Die Häufigkeit des Umziehens ist ebenso variabel wie die Dauer des Faßausbaus, je

nach Sorte 18 - 24 Monate. Besonders bei Chardonnay und Cabernet Sauvignon spielt der Einsatz von neuem Holz (üblicherweise Steineiche/Quercus sessilis, Sommereiche/Q. pedunolator oder amerikanische Weißeiche/Q. alba) eine große Rolle. Der Ausbau erfolgt heute üblicherweise in Barriques (225 l), wobei der Anteil neuer Fässer, ihre Herkunft, ihr Toast je nach Philosophie des Kellermeister und Finanzen des Betriebes - ein französisches Faß kostet mit rund $ 600 beinahe das Doppelte wie ein amerikanisches - schwanken kann. Obwohl amerikanische Eichenfässer im Vormarsch sind - Seguin Moreau Napa Cooperage, Inc. stellt z.B. nach französischer Methode in Kalifornien Fässer u.a. aus Oregon-Eiche her - verlassen sich die meisten Winzer, besonders in Kalifornien, doch immer noch auf französische Fässer von Firmen wie Seguin Moreau, Radoux, Transaud Cooperage, Francois Freres oder Nadalie, mit medium oder medium plus Toast. Übrigens: Da Korkprobleme in letzter Zeit zugenommen haben, erobern Synthetische Korken, z.B. von Supreme Corq (WA), Supply USA oder Neocork Technologies Napa, allmählich einen größeren Marktanteil.

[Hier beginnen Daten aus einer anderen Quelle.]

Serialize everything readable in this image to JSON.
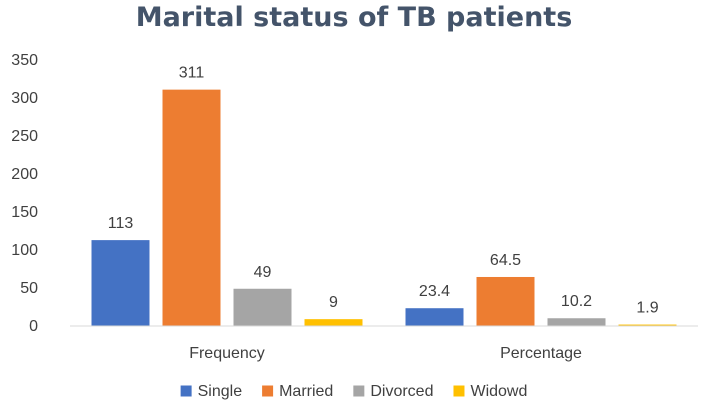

Vorausgehend konnten nur die Grundstruktur und die wichtigsten Besonderheiten der amerikanischen Weinherstellung dargestellt werden. Das Besondere an der Westküste ist jedoch, daß es keine Dogmen, keine festgeschriebenen Vorgehensweisen gibt weder im Weinberg noch im Keller. Erziehungs- und Schnittmethoden, Erntemengen, Klone und Alter der Weinstöcke werden nach Gusto gehandhabt und jeder Kellermeister greift auf seine ganz speziellen Methoden und Erfahrungen zurück, was Traubenverwendung (mit Stielen, ganzbeerig oder teils gequetscht), Gärtemperatur, Hefen, Art der Vergärung (z.B. punching down oder pumping over), Umziehen, Schönen und Filtern, Art und Alter der Fässer, Ausbau und Assemblieren angeht. Daraus wird kein Geheimnis gemacht, man diskutiert gerne die Vor- und Nachteile seiner ganz spezifischen Art und Weise, möglichst hervorragende Weine zu produzieren. Denn das ist das gemeinsame Ziel und nur in einem derart liberal-innovativen Umfeld können Jahr für Jahr tatsächlich derart viele Topweine entstehen.